There’s no even vaguely satellite-style maps from the time period - the ancient general poring over a battle map is an anachronism - but it’s the way a modern player recognizes the feeling of understanding an area; so I still want my players poring over a big map. Players are going to read modern discourse and experiences with gender norms into societal classes in ways that aren’t how the medieval knight would view it… but which still give an insight into similar emotional frames the characters might be in. Targeted anachronisms I think are a tool to be used carefully (and/or when inevitable), but not begrudgingly.

Footnotes

  1. To save you the calculation, that is the year 2135 - as Henry is writing from about 1135 and writes the section above after this reflection on the year 135, which included his exhortation to his contemporaries:

    Let our present kings and leaders, tyrants and princes, prelates and consuls, tribunes and governors, magistrates and sheriffs, warlike and strong men - let them tell me: who were in command and office at that time?  And you, admirable Bishop Alexander, to whom I have dedicated our history, tell me what you know of the bishops of that time.  I ask myself: tell me, Henry, author of this History, tell me who were the archdeacons of that time?

  2. An arbitrary division, like all eras are, but one way I think about it from the perspective of a worldbuilder is that the modern world can be recognized as vaguely similar to ours now, plus or minus an increasing number of things.

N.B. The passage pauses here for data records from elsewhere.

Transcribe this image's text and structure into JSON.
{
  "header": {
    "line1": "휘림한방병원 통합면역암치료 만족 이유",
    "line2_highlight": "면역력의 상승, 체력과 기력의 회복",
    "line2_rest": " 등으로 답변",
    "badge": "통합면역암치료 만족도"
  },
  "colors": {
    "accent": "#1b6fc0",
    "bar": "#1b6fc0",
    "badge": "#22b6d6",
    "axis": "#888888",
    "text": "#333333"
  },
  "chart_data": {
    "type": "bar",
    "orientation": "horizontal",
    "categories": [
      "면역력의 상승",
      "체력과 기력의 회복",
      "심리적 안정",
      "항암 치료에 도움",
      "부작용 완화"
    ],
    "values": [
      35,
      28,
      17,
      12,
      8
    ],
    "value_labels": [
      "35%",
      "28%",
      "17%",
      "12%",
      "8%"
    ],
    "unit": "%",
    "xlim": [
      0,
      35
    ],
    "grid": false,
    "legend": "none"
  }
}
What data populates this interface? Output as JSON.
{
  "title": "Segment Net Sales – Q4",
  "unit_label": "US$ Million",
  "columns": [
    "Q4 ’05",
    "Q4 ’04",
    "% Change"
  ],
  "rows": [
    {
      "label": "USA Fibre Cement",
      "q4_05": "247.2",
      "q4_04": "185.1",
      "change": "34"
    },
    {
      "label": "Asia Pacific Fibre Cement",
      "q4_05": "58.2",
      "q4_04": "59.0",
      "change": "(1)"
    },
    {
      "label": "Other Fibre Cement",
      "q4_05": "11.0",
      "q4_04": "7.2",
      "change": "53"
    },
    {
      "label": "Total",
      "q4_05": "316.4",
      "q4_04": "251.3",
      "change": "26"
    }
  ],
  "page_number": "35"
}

    Okay, they didn’t have phones. They did have kings. They had only a little news of the outside world, and limited knowledge of worlds across the seas from them… but once you adjust all those points, it’s mostly recognizably modern.

    This gets strained by the early modern period, and the Middle Ages are almost more useful to construct from scratch, like an alien world.

  3. Roughly 13 years for each actual year. So 476 seems mostly like what would actually be technologically and culturally around in 476, but when Arthur is crowned in 508 (32 years) the world might look more like 892 (32 x 13 years); even if the rulers and realms are still those who would be around in 508 (plus or minus the fictional ones). When 560 swings around, we’re looking at 1490.

    Some events conveniently rhyme. Stories of the end of Arthur’s reign mention a pestilence, which can line up to the Plague of Justinian in 541 but also to the Black Death in 1346 - so as we show what happens with the events as credited to the historical plague, we can also see those subtle changes in culture (clothing, art, new technology and new social laws) seamlessly appearing in our sped up vibes timeline.

  4. That said, some distortions can be explored and pierced through, especially when they make the history shallower and less human.

  5. This is also why it’s so prominent in Pentiment, I’d assume.

  6. That is, no character would feel like “wow, my character sheet feels like there’s a big hole here”, but they might actually feel like “my life’s story has a hole here” even if they wouldn’t say that directly.

  7. Another example of this strategy would be the 2013 adaption of The Great Gatsby that mixed in modern hip-hop hits to tell the story of the 1925 novel. In discussing the theme, Baz Luhrmann (the director) explained it as “While we acknowledge, as Fitzgerald phrased it, ‘the Jazz Age,’ and this is the period represented on screen, we — our audience — are living in ‘the Hip-Hop Age’ and want our viewers to feel the impact of modern-day music the way Fitzgerald did for the readers of his novel at the time of its publication.